The gnomAD browser is a great way to visualize your variants.

The UCSC Genome Browser has tracks for many of the databases noted above.

Krusche 2019 in Figure 2 show the ways in which small indels can be called in different ways.

Additional notes

Todo

This section could use some better organization

Filtering on minor allele frequency: A non-synonymous SNP that is rare in the general population might be expected to be more important for the study. Annotation tools typically add MAF (minor allele frequency) which is taken from large studies with healthy individuals. But that “healthy individuals” assumption is probably not 100% correct, due to incomplete penetrance or variable clinical phenotype. So while we might initially think of something like 1% as a threshold for “rare in the general population”, we should set that possibly to some different value. One place to start would be to set the threshold to the carrier frequency for a related disease.
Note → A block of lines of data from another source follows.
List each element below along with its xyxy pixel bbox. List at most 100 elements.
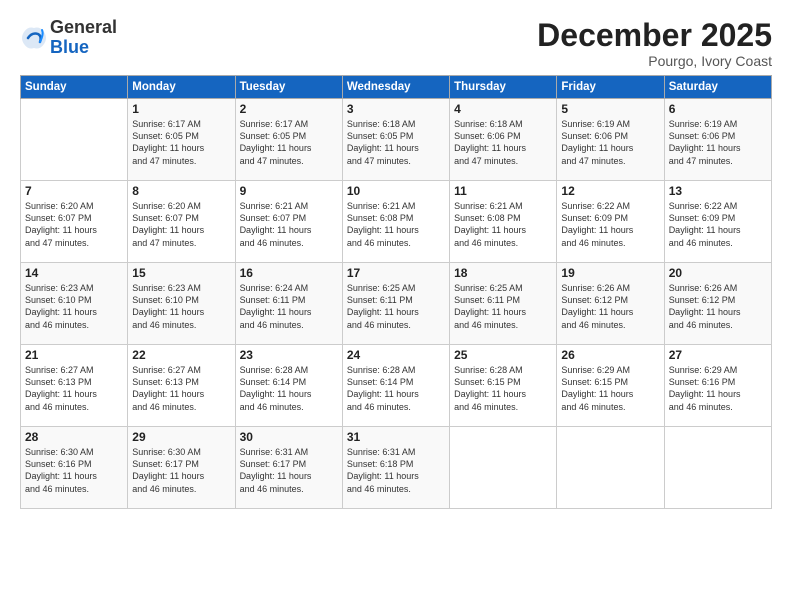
calendar-cell: 23Sunrise: 6:28 AM Sunset: 6:14 PM Dayli… <box>235 345 342 427</box>
cell-info: Sunrise: 6:23 AM Sunset: 6:10 PM Dayligh… <box>25 282 123 331</box>
calendar-page: General Blue December 2025 Pourgo, Ivory… <box>0 0 792 612</box>
calendar-cell: 10Sunrise: 6:21 AM Sunset: 6:08 PM Dayli… <box>342 181 449 263</box>
calendar-cell: 24 Sunrise: 6:28 AM Sunset: 6:14 PM Dayli… <box>342 345 449 427</box>
cell-info: Sunrise: 6:19 AM Sunset: 6:06 PM Dayligh… <box>561 118 659 167</box>
day-number: 21 <box>25 348 123 362</box>
calendar-cell: 3 Sunrise: 6:18 AM Sunset: 6:05 PM Daylig… <box>342 99 449 181</box>
calendar-cell: 22Sunrise: 6:27 AM Sunset: 6:13 PM Dayli… <box>128 345 235 427</box>
calendar-cell: 13 Sunrise: 6:22 AM Sunset: 6:09 PM Dayli… <box>664 181 771 263</box>
calendar-cell: 5 Sunrise: 6:19 AM Sunset: 6:06 PM Daylig… <box>557 99 664 181</box>
cell-info: Sunrise: 6:26 AM Sunset: 6:12 PM Dayligh… <box>561 282 659 331</box>
day-number: 24 <box>347 348 445 362</box>
logo: General Blue <box>20 18 117 58</box>
cell-info: Sunrise: 6:19 AM Sunset: 6:06 PM Dayligh… <box>669 118 767 167</box>
calendar-cell: 15Sunrise: 6:23 AM Sunset: 6:10 PM Dayli… <box>128 263 235 345</box>
cell-info: Sunrise: 6:21 AM Sunset: 6:07 PM Dayligh… <box>240 200 338 249</box>
day-number: 6 <box>669 102 767 116</box>
day-number: 1 <box>132 102 230 116</box>
location: Pourgo, Ivory Coast <box>537 53 772 69</box>
calendar-body: 1 Sunrise: 6:17 AM Sunset: 6:05 PM Daylig… <box>21 99 772 509</box>
cell-info: Sunrise: 6:22 AM Sunset: 6:09 PM Dayligh… <box>669 200 767 249</box>
day-number: 29 <box>132 430 230 444</box>
calendar-cell <box>557 427 664 509</box>
month-title: December 2025 <box>537 18 772 53</box>
day-number: 28 <box>25 430 123 444</box>
cell-info: Sunrise: 6:27 AM Sunset: 6:13 PM Dayligh… <box>25 364 123 413</box>
cell-info: Sunrise: 6:21 AM Sunset: 6:08 PM Dayligh… <box>454 200 552 249</box>
day-number: 13 <box>669 184 767 198</box>
day-number: 25 <box>454 348 552 362</box>
cell-info: Sunrise: 6:24 AM Sunset: 6:11 PM Dayligh… <box>240 282 338 331</box>
cell-info: Sunrise: 6:18 AM Sunset: 6:06 PM Dayligh… <box>454 118 552 167</box>
calendar-cell: 6 Sunrise: 6:19 AM Sunset: 6:06 PM Daylig… <box>664 99 771 181</box>
week-row-2: 7 Sunrise: 6:20 AM Sunset: 6:07 PM Daylig… <box>21 181 772 263</box>
cell-info: Sunrise: 6:25 AM Sunset: 6:11 PM Dayligh… <box>347 282 445 331</box>
calendar-cell: 1 Sunrise: 6:17 AM Sunset: 6:05 PM Daylig… <box>128 99 235 181</box>
header-saturday: Saturday <box>664 76 771 99</box>
calendar-cell: 17 Sunrise: 6:25 AM Sunset: 6:11 PM Dayli… <box>342 263 449 345</box>
day-number: 7 <box>25 184 123 198</box>
cell-info: Sunrise: 6:26 AM Sunset: 6:12 PM Dayligh… <box>669 282 767 331</box>
cell-info: Sunrise: 6:17 AM Sunset: 6:05 PM Dayligh… <box>132 118 230 167</box>
cell-info: Sunrise: 6:25 AM Sunset: 6:11 PM Dayligh… <box>454 282 552 331</box>
cell-info: Sunrise: 6:29 AM Sunset: 6:16 PM Dayligh… <box>669 364 767 413</box>
cell-info: Sunrise: 6:17 AM Sunset: 6:05 PM Dayligh… <box>240 118 338 167</box>
day-number: 11 <box>454 184 552 198</box>
calendar-cell: 11 Sunrise: 6:21 AM Sunset: 6:08 PM Dayli… <box>450 181 557 263</box>
cell-info: Sunrise: 6:21 AM Sunset: 6:08 PM Dayligh… <box>347 200 445 249</box>
logo-text: General Blue <box>50 18 117 58</box>
day-number: 9 <box>240 184 338 198</box>
cell-info: Sunrise: 6:28 AM Sunset: 6:14 PM Dayligh… <box>240 364 338 413</box>
calendar-cell: 16 Sunrise: 6:24 AM Sunset: 6:11 PM Dayli… <box>235 263 342 345</box>
week-row-3: 14 Sunrise: 6:23 AM Sunset: 6:10 PM Dayli… <box>21 263 772 345</box>
calendar-cell: 29 Sunrise: 6:30 AM Sunset: 6:17 PM Dayli… <box>128 427 235 509</box>
cell-info: Sunrise: 6:28 AM Sunset: 6:14 PM Dayligh… <box>347 364 445 413</box>
calendar-cell <box>21 99 128 181</box>
calendar-header: SundayMondayTuesdayWednesdayThursdayFrid… <box>21 76 772 99</box>
calendar-cell <box>664 427 771 509</box>
day-number: 3 <box>347 102 445 116</box>
header-tuesday: Tuesday <box>235 76 342 99</box>
logo-icon <box>20 24 48 52</box>
cell-info: Sunrise: 6:30 AM Sunset: 6:17 PM Dayligh… <box>132 446 230 495</box>
calendar-cell: 28 Sunrise: 6:30 AM Sunset: 6:16 PM Dayli… <box>21 427 128 509</box>
page-header: General Blue December 2025 Pourgo, Ivory… <box>20 18 772 69</box>
day-number: 14 <box>25 266 123 280</box>
day-number: 18 <box>454 266 552 280</box>
day-number: 17 <box>347 266 445 280</box>
calendar-cell: 27Sunrise: 6:29 AM Sunset: 6:16 PM Dayli… <box>664 345 771 427</box>
day-number: 4 <box>454 102 552 116</box>
cell-info: Sunrise: 6:20 AM Sunset: 6:07 PM Dayligh… <box>132 200 230 249</box>
day-number: 26 <box>561 348 659 362</box>
cell-info: Sunrise: 6:29 AM Sunset: 6:15 PM Dayligh… <box>561 364 659 413</box>
calendar-cell: 21 Sunrise: 6:27 AM Sunset: 6:13 PM Dayli… <box>21 345 128 427</box>
cell-info: Sunrise: 6:22 AM Sunset: 6:09 PM Dayligh… <box>561 200 659 249</box>
header-thursday: Thursday <box>450 76 557 99</box>
cell-info: Sunrise: 6:27 AM Sunset: 6:13 PM Dayligh… <box>132 364 230 413</box>
day-number: 20 <box>669 266 767 280</box>
week-row-5: 28 Sunrise: 6:30 AM Sunset: 6:16 PM Dayli… <box>21 427 772 509</box>
calendar-cell: 30Sunrise: 6:31 AM Sunset: 6:17 PM Dayli… <box>235 427 342 509</box>
header-friday: Friday <box>557 76 664 99</box>
day-number: 12 <box>561 184 659 198</box>
day-number: 31 <box>347 430 445 444</box>
title-block: December 2025 Pourgo, Ivory Coast <box>537 18 772 69</box>
calendar-cell: 31 Sunrise: 6:31 AM Sunset: 6:18 PM Dayli… <box>342 427 449 509</box>
day-number: 15 <box>132 266 230 280</box>
calendar-cell: 9 Sunrise: 6:21 AM Sunset: 6:07 PM Daylig… <box>235 181 342 263</box>
cell-info: Sunrise: 6:20 AM Sunset: 6:07 PM Dayligh… <box>25 200 123 249</box>
calendar-cell: 2Sunrise: 6:17 AM Sunset: 6:05 PM Daylig… <box>235 99 342 181</box>
calendar-cell: 19Sunrise: 6:26 AM Sunset: 6:12 PM Dayli… <box>557 263 664 345</box>
day-number: 5 <box>561 102 659 116</box>
day-number: 8 <box>132 184 230 198</box>
calendar-cell <box>450 427 557 509</box>
cell-info: Sunrise: 6:31 AM Sunset: 6:18 PM Dayligh… <box>347 446 445 495</box>
week-row-1: 1 Sunrise: 6:17 AM Sunset: 6:05 PM Daylig… <box>21 99 772 181</box>
day-number: 30 <box>240 430 338 444</box>
cell-info: Sunrise: 6:18 AM Sunset: 6:05 PM Dayligh… <box>347 118 445 167</box>
calendar-table: SundayMondayTuesdayWednesdayThursdayFrid… <box>20 75 772 509</box>
calendar-cell: 7 Sunrise: 6:20 AM Sunset: 6:07 PM Daylig… <box>21 181 128 263</box>
cell-info: Sunrise: 6:28 AM Sunset: 6:15 PM Dayligh… <box>454 364 552 413</box>
cell-info: Sunrise: 6:30 AM Sunset: 6:16 PM Dayligh… <box>25 446 123 495</box>
day-number: 16 <box>240 266 338 280</box>
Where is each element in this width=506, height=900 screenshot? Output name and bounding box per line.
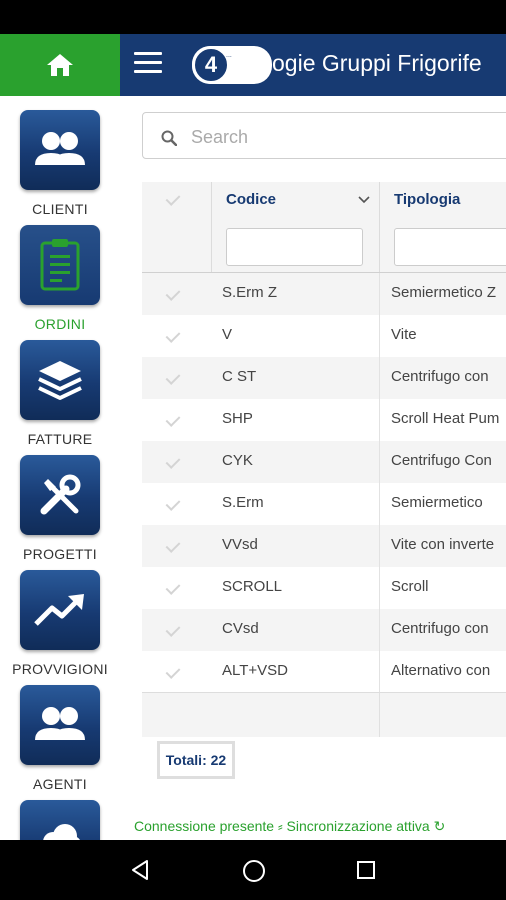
android-nav-bar: [0, 840, 506, 900]
cell-tipologia: Vite con inverte: [391, 536, 495, 553]
recents-icon[interactable]: [356, 860, 376, 880]
row-check-icon[interactable]: [166, 371, 182, 381]
filter-input-tipologia[interactable]: [394, 228, 506, 266]
cell-tipologia: Centrifugo con: [391, 368, 489, 385]
sidebar-label-ordini: ORDINI: [34, 316, 86, 332]
table-row[interactable]: CYK Centrifugo Con: [142, 441, 506, 483]
orders-grid: Codice Tipologia S.Erm Z Semiermetico ZVV…: [142, 182, 506, 737]
search-icon: [161, 130, 177, 146]
sidebar-item-provvigioni[interactable]: [20, 570, 100, 650]
sidebar-label-fatture: FATTURE: [27, 431, 93, 447]
row-check-icon[interactable]: [166, 665, 182, 675]
cell-codice: CVsd: [222, 620, 259, 637]
cloud-icon: [43, 824, 80, 840]
table-row[interactable]: S.Erm Semiermetico: [142, 483, 506, 525]
page-title: ogie Gruppi Frigorife: [272, 50, 482, 76]
home-icon: [47, 54, 73, 76]
people-icon: [35, 707, 85, 740]
cell-tipologia: Semiermetico Z: [391, 284, 497, 301]
tools-icon: [40, 474, 81, 515]
cell-codice: S.Erm: [222, 494, 264, 511]
cell-tipologia: Scroll: [391, 578, 429, 595]
app-header: 4 ... ogie Gruppi Frigorife: [120, 34, 506, 96]
home-button[interactable]: [0, 34, 120, 96]
cell-codice: VVsd: [222, 536, 258, 553]
sidebar-item-fatture[interactable]: [20, 340, 100, 420]
hamburger-menu-icon[interactable]: [134, 52, 162, 76]
sidebar-label-agenti: AGENTI: [33, 776, 87, 792]
grid-header: Codice Tipologia: [142, 182, 506, 273]
row-check-icon[interactable]: [166, 539, 182, 549]
column-header-tipologia: Tipologia: [394, 191, 461, 208]
totals-label: Totali: 22: [157, 741, 235, 779]
column-header-codice: Codice: [226, 191, 277, 208]
cell-codice: S.Erm Z: [222, 284, 277, 301]
table-row[interactable]: ALT+VSD Alternativo con: [142, 651, 506, 693]
clipboard-icon: [40, 239, 80, 291]
table-row[interactable]: SHP Scroll Heat Pum: [142, 399, 506, 441]
column-tipologia[interactable]: Tipologia: [380, 182, 506, 272]
people-icon: [35, 132, 85, 165]
row-check-icon[interactable]: [166, 497, 182, 507]
row-check-icon[interactable]: [166, 623, 182, 633]
check-icon: [166, 192, 182, 202]
table-row[interactable]: C ST Centrifugo con: [142, 357, 506, 399]
row-check-icon[interactable]: [166, 329, 182, 339]
table-row[interactable]: V Vite: [142, 315, 506, 357]
chevron-down-icon[interactable]: [358, 196, 370, 204]
sidebar: CLIENTI ORDINI FATTURE PROGETTI PROVVIGI…: [0, 96, 120, 840]
logo-small-text: ...: [226, 52, 232, 59]
cell-codice: C ST: [222, 368, 257, 385]
cell-tipologia: Vite: [391, 326, 417, 343]
cell-codice: SCROLL: [222, 578, 283, 595]
grid-footer: [142, 692, 506, 737]
status-bar: [0, 0, 506, 34]
sidebar-item-cloud[interactable]: [20, 800, 100, 840]
search-input[interactable]: [189, 121, 493, 153]
column-codice[interactable]: Codice: [212, 182, 380, 272]
logo-badge: 4: [192, 46, 230, 84]
row-check-icon[interactable]: [166, 581, 182, 591]
cell-tipologia: Semiermetico: [391, 494, 483, 511]
sidebar-item-clienti[interactable]: [20, 110, 100, 190]
company-logo: 4 ...: [192, 46, 272, 84]
sidebar-label-provvigioni: PROVVIGIONI: [12, 661, 108, 677]
select-all-cell[interactable]: [142, 182, 212, 272]
row-check-icon[interactable]: [166, 413, 182, 423]
back-icon[interactable]: [129, 859, 151, 881]
cell-tipologia: Alternativo con: [391, 662, 491, 679]
cell-codice: V: [222, 326, 233, 343]
row-check-icon[interactable]: [166, 287, 182, 297]
trend-up-icon: [34, 594, 84, 626]
filter-input-codice[interactable]: [226, 228, 363, 266]
table-row[interactable]: CVsd Centrifugo con: [142, 609, 506, 651]
sidebar-item-progetti[interactable]: [20, 455, 100, 535]
connection-status: Connessione presente ⸗ Sincronizzazione …: [134, 818, 446, 834]
search-bar: [142, 112, 506, 159]
table-row[interactable]: S.Erm Z Semiermetico Z: [142, 273, 506, 315]
row-check-icon[interactable]: [166, 455, 182, 465]
cell-codice: CYK: [222, 452, 253, 469]
sidebar-item-agenti[interactable]: [20, 685, 100, 765]
cell-tipologia: Scroll Heat Pum: [391, 410, 500, 427]
home-circle-icon[interactable]: [242, 859, 266, 883]
layers-icon: [38, 361, 82, 400]
sidebar-item-ordini[interactable]: [20, 225, 100, 305]
table-row[interactable]: VVsd Vite con inverte: [142, 525, 506, 567]
cell-codice: ALT+VSD: [222, 662, 288, 679]
cell-tipologia: Centrifugo Con: [391, 452, 492, 469]
cell-tipologia: Centrifugo con: [391, 620, 489, 637]
sidebar-label-clienti: CLIENTI: [32, 201, 88, 217]
table-row[interactable]: SCROLL Scroll: [142, 567, 506, 609]
sidebar-label-progetti: PROGETTI: [23, 546, 97, 562]
cell-codice: SHP: [222, 410, 253, 427]
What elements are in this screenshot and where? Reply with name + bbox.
Some notes from from MacArthur 2018:

How many samples needed:

> Gene discovery for conditions with low locus heterogeneity and sufficiently

high-penetrance mutations is occasionally possible by sequencing a single family; however, most gene-discovery applications will require substantially larger sample sizes: multiple unrelated families for rare monogenic conditions, and thousands to tens of thousands of patients and controls for complex disorders.

If you want to say that you did not find an expected variant:

> Investigators should begin by examining sequence variation in genes known to

be associated with that phenotype, and assessing sequence coverage of the coding sequences and splice junctions for these genes before exploring the possibility of new candidate genes in the affected individuals.

A tale of caution regarding gene size:

> A study found 4 independent missense mutations in TTN in a cohort of 945

families with a child affected by autism. TTN has the largest coding sequence of any gene, so you’d actually expect 1.96 mutations. Need to consider gene size, mutation rate, number of trios, distribution of exome coverage.

  • Eilbeck 2017 gives a good overview of variant prioritization in the context of Mendelian disease.

  • MacArthur 2014 gives clear guidelines assessing variant pathogenicity.

  • The ACGM standards describes standard specific terminology like “pathogenic” or “likely benign” to describe variants in genes causing Mendelian disorders.